Cuando cumplió seis años fue la última vez que supo de él.

A los siete años Alejandro se sentía sólo, la mamá trabajaba en las noches y en las mañanas, y él decidía si quería ir a la escuela. La mayoría de las veces prefería estar en la calle, donde se entretenía y charlaba con amigos de confianza y otras “personas que uno piensa que le están haciendo un bien a uno, y no, es para sacarles ellos el cuerpo y meterlo a uno en cosas malas”, recuerda.

“En la calle hay falsedad, vicios, malos pensamientos, malas influencias (…) Quiero cambiar el estilo de vida, dejar tanto la calle, estar ocupado y superarme”, revela ante la mirada fija de su madre.
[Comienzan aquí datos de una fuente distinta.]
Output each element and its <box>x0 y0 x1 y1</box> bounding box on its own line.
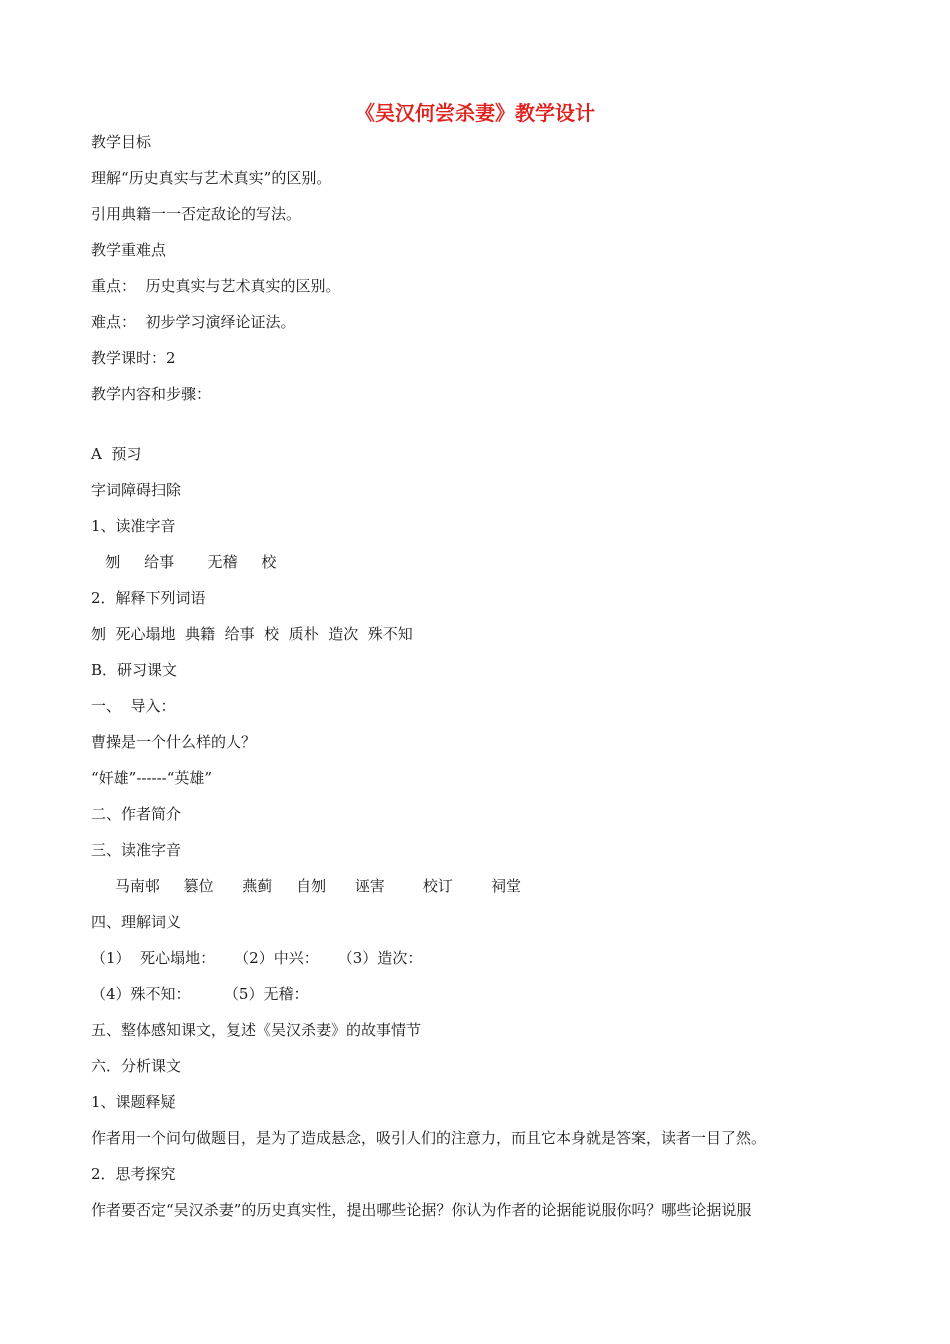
text-line: “奸雄”------“英雄” <box>91 769 213 787</box>
text-line: 难点： 初步学习演绎论证法。 <box>91 313 296 331</box>
text-line: 六．分析课文 <box>91 1057 182 1075</box>
text-line: 2．解释下列词语 <box>91 589 206 607</box>
text-line: 刎 死心塌地 典籍 给事 校 质朴 造次 殊不知 <box>91 625 413 643</box>
text-line: 教学内容和步骤： <box>91 385 212 403</box>
text-line: 四、理解词义 <box>91 913 182 931</box>
text-line: 一、 导入： <box>91 697 176 715</box>
blank-line <box>91 412 871 436</box>
text-line: 引用典籍一一否定敌论的写法。 <box>91 205 302 223</box>
text-line: B．研习课文 <box>91 661 178 679</box>
text-line: 刎 给事 无稽 校 <box>91 553 277 571</box>
text-line: 1、读准字音 <box>91 517 176 535</box>
text-line: 理解“历史真实与艺术真实”的区别。 <box>91 169 332 187</box>
text-line: 二、作者简介 <box>91 805 182 823</box>
document-title: 《吴汉何尝杀妻》教学设计 <box>355 101 595 125</box>
text-line: （4）殊不知： （5）无稽： <box>91 985 309 1003</box>
text-line: （1） 死心塌地： （2）中兴： （3）造次： <box>91 949 423 967</box>
document-body <box>91 124 871 1228</box>
text-line: 曹操是一个什么样的人？ <box>91 733 257 751</box>
text-line: 教学目标 <box>91 133 152 151</box>
text-line: 作者要否定“吴汉杀妻”的历史真实性，提出哪些论据？你认为作者的论据能说服你吗？哪些论据说服 <box>91 1201 752 1219</box>
text-line: 字词障碍扫除 <box>91 481 182 499</box>
text-line: 重点： 历史真实与艺术真实的区别。 <box>91 277 341 295</box>
text-line: 教学课时：2 <box>91 349 176 367</box>
text-line: 作者用一个问句做题目，是为了造成悬念，吸引人们的注意力，而且它本身就是答案，读者一目了然。 <box>91 1129 767 1147</box>
text-line: A 预习 <box>91 445 142 463</box>
text-line: 1、课题释疑 <box>91 1093 176 1111</box>
text-line: 三、读准字音 <box>91 841 182 859</box>
text-line: 五、整体感知课文，复述《吴汉杀妻》的故事情节 <box>91 1021 422 1039</box>
text-line: 马南邨 篡位 燕蓟 自刎 诬害 校订 祠堂 <box>91 877 522 895</box>
text-line: 教学重难点 <box>91 241 167 259</box>
text-line: 2．思考探究 <box>91 1165 176 1183</box>
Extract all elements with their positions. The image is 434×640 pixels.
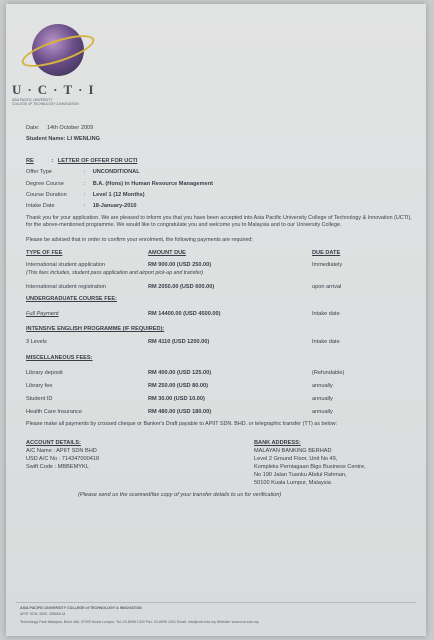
fee-amount: RM 480.00 (USD 180.00) [148, 409, 212, 415]
fee-name: Health Care Insurance [26, 409, 82, 415]
fee-amount: RM 400.00 (USD 125.00) [148, 370, 212, 376]
fee-name: Library deposit [26, 370, 63, 376]
bank-line: Level 2 Ground Floor, Unit No 49, [254, 456, 338, 462]
letter-date: 14th October 2009 [46, 125, 94, 131]
fee-col-amount: AMOUNT DUE [148, 250, 186, 256]
fee-due: (Refundable) [312, 370, 345, 376]
fee-due: Immediately [312, 262, 343, 268]
fee-col-type: TYPE OF FEE [26, 250, 63, 256]
fee-name: Library fee [26, 383, 53, 389]
fee-name: Student ID [26, 396, 53, 402]
advice-paragraph: Please be advised that in order to confirm your enrolment, the following payments are required: [26, 237, 253, 243]
footer-line-3: Technology Park Malaysia, Bukit Jalil, 57000 Kuala Lumpur. Tel: 03-8996 1000 Fax: 03-8996 1001 Email: info@ucti.edu.my Website: www.ucti.edu.my [20, 620, 259, 624]
account-heading: ACCOUNT DETAILS: [26, 440, 81, 446]
detail-course-duration: Course Duration : Level 1 (12 Months) [26, 192, 145, 198]
offer-letter-page [6, 4, 426, 636]
fee-amount: RM 900.00 (USD 250.00) [148, 262, 212, 268]
fee-amount: RM 250.00 (USD 80.00) [148, 383, 209, 389]
student-line: Student Name: LI WENLING [26, 136, 100, 142]
bank-heading: BANK ADDRESS: [254, 440, 301, 446]
fee-name: International student registration [26, 284, 106, 290]
bank-line: MALAYAN BANKING BERHAD [254, 448, 332, 454]
fee-amount: RM 2050.00 (USD 600.00) [148, 284, 215, 290]
undergrad-heading: UNDERGRADUATE COURSE FEE: [26, 296, 117, 302]
letter-subject: LETTER OF OFFER FOR UCTI [57, 158, 138, 164]
re-line: RE : LETTER OF OFFER FOR UCTI [26, 158, 138, 164]
fee-amount: RM 4110 (USD 1200.00) [148, 339, 210, 345]
fee-name: Full Payment [26, 311, 59, 317]
fee-due: Intake date [312, 339, 340, 345]
fee-due: annually [312, 383, 333, 389]
logo-subtitle: ASIA PACIFIC UNIVERSITY COLLEGE OF TECHNOLOGY & INNOVATION [12, 98, 79, 106]
fee-name: International student application [26, 262, 105, 268]
fee-due: annually [312, 409, 333, 415]
footer-line-1: ASIA PACIFIC UNIVERSITY COLLEGE of TECHNOLOGY & INNOVATION [20, 606, 142, 610]
fee-due: upon arrival [312, 284, 342, 290]
date-line: Date: 14th October 2009 [26, 125, 94, 131]
fee-amount: RM 30.00 (USD 10.00) [148, 396, 205, 402]
footer-line-2: APIIT SDN. BHD. 255606-M [20, 612, 66, 616]
fee-amount: RM 14400.00 (USD 4500.00) [148, 311, 221, 317]
fee-name: 3 Levels [26, 339, 47, 345]
bank-line: No 190 Jalan Tuanku Abdul Rahman, [254, 472, 347, 478]
logo-wordmark: U·C·T·I [12, 82, 100, 97]
fee-note: (This fees includes, student pass application and airport pick-up and transfer) [26, 270, 204, 276]
footer-divider [16, 602, 416, 603]
fee-due: Intake date [312, 311, 340, 317]
student-name: LI WENLING [67, 136, 100, 142]
english-heading: INTENSIVE ENGLISH PROGRAMME (IF REQUIRED): [26, 326, 165, 332]
bank-line: 50100 Kuala Lumpur, Malaysia [254, 480, 331, 486]
detail-degree-course: Degree Course : B.A. (Hons) in Human Resource Management [26, 181, 213, 187]
account-line: A/C Name : APIIT SDN BHD [26, 448, 97, 454]
fee-col-due: DUE DATE [312, 250, 341, 256]
payment-note: Please make all payments by crossed cheque or Banker's Draft payable to APIIT SDN. BHD. or telegraphic transfer (TT) as below: [26, 421, 338, 427]
bank-line: Kompleks Perniagaan Bigo Business Centre, [254, 464, 366, 470]
fee-due: annually [312, 396, 333, 402]
misc-heading: MISCELLANEOUS FEES: [26, 355, 93, 361]
intro-paragraph: Thank you for your application. We are pleased to inform you that you have been accepted into Asia Pacific University College of Technology & Innovation (UCTI), for the above-mentioned programme. We would like to congratulate you and welcome you to Malaysia and to our University College. [26, 215, 412, 229]
account-line: Swift Code : MBBEMYKL [26, 464, 89, 470]
account-line: USD A/C No : 714347000418 [26, 456, 100, 462]
remittance-note: (Please send us the scanned/fax copy of your transfer details to us for verification) [78, 492, 282, 498]
detail-offer-type: Offer Type : UNCONDITIONAL [26, 169, 140, 175]
detail-intake-date: Intake Date : 18-January-2010 [26, 203, 137, 209]
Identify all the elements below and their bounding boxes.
Alejandro fue cómplice en torturas que pudieron llegar a ser homicidios, sin embargo, su retención se debió a un hurto simple. Su vida ilícita comenzó con los “favores”. Alejandro cuidaba casas o cuadras enteras.

“Las convivires, los paracos, son supuestamente la seguridad del barrio. Un día estábamos mis amigos y yo relajados cuando llega tal persona y nos dice ‘vengan parceros, los necesitamos pa’ tal cosa a ver si ustedes nos pueden hacer el favor y se quedan tal noche acá y cuidan esto’.

Nosotros por quedar bien decíamos que sí y nos entregaban armas, una 38 larga pa’ cada uno (…) Uno rondaba cuadras seguidas y donde pasara algo por allá, se lo achacaban (sic) a uno y se lo cobraban”, relata Alejandro.

También presenció torturas de adultos acusados por jóvenes de 25 a 30 años, quienes realizaban la “limpieza social” del barrio. Las víctimas eran los supuestos ladrones del sector. “Los cogen y los castigan, los golpean y los torturan… Hasta los llegarán a matar… A mí no me tocó ver que los mataran. Yo cambiaba una pieza para que ellos relajados torturaran a la gente (…) Hay uno de ellos que tiene la casa y la presta, sólo pide que la desocupen, hagan lo que tengan que hacer y después la organicen. Una vez tenían a uno amarrado con un lazo, uno tenía una tira y el otro tenía la otra, y los dos jalaban, lo iban ahorcando y ahí le preguntaban cosas y si no respondía lo iban jalando más. Era horrible”, recuerda Alejandro.

Otro de los delitos que cometió fue la retención ilícita de bienes. “Es el apoderamiento de casas por días o horas. La calle tiene muchas leyes. Los dueños en los barrios tienen un pagadiario para las personas a las que les prestan dinero. Si no lo pagan les hacen un allanamiento y les quitan cualquier bien, un televisor o una nevera. Hasta que no pagaban no se lo devolvían. Uno hacía favores y sacaba las cosas”, explica Alejandro.
Hoy Alejandro consume bajas dosis de marihuana. Hace cuatro años pagaba por esta misma droga, más “perico y pepas”. Desde que era niño vio a las personas consumir las sustancias psicoactivas en la calle y sintió curiosidad. Con mil pesos compró su primer “bareto”, el dinero se lo daba su madre sin saber para qué realmente lo quería.
 
Alejandro está dispuesto a dejar la droga por su bebé. Hace tres años conoció a la madre de su hijo, una joven de 14 años. Hoy son novios y planean vivir juntos en unos años.
 
“El bebé es como la bendición. Después de la noticia, Alejandro tuvo un cambio brusco, se alejó de la calle, los amigos, y comenzó a trabajar con el suegro, que es oficial de construcción”, cuenta Carmen Herrera, madre de Alejandro. La mayoría de los amigos de Alejandro son hijos de madres solteras como él. Aunque Alejandro se cansó de vivir ilegalmente, su espíritu rebelde sigue vivo frente a la figura paternal: hace seis años habita con su padrastro, a su padre biológico no quiere volverlo a ver.

“Si no me hizo falta cuando estaba pequeñito y estaba creciendo, ya pa’ qué”, cuenta Alejandro.

En 10 años Alejandro se proyecta viviendo con su esposa e hijo en un apartamento.

“Como la familia que yo nunca tuve. Yo sí voy apoyar y acompañar a mi hijo”, promete Alejandro.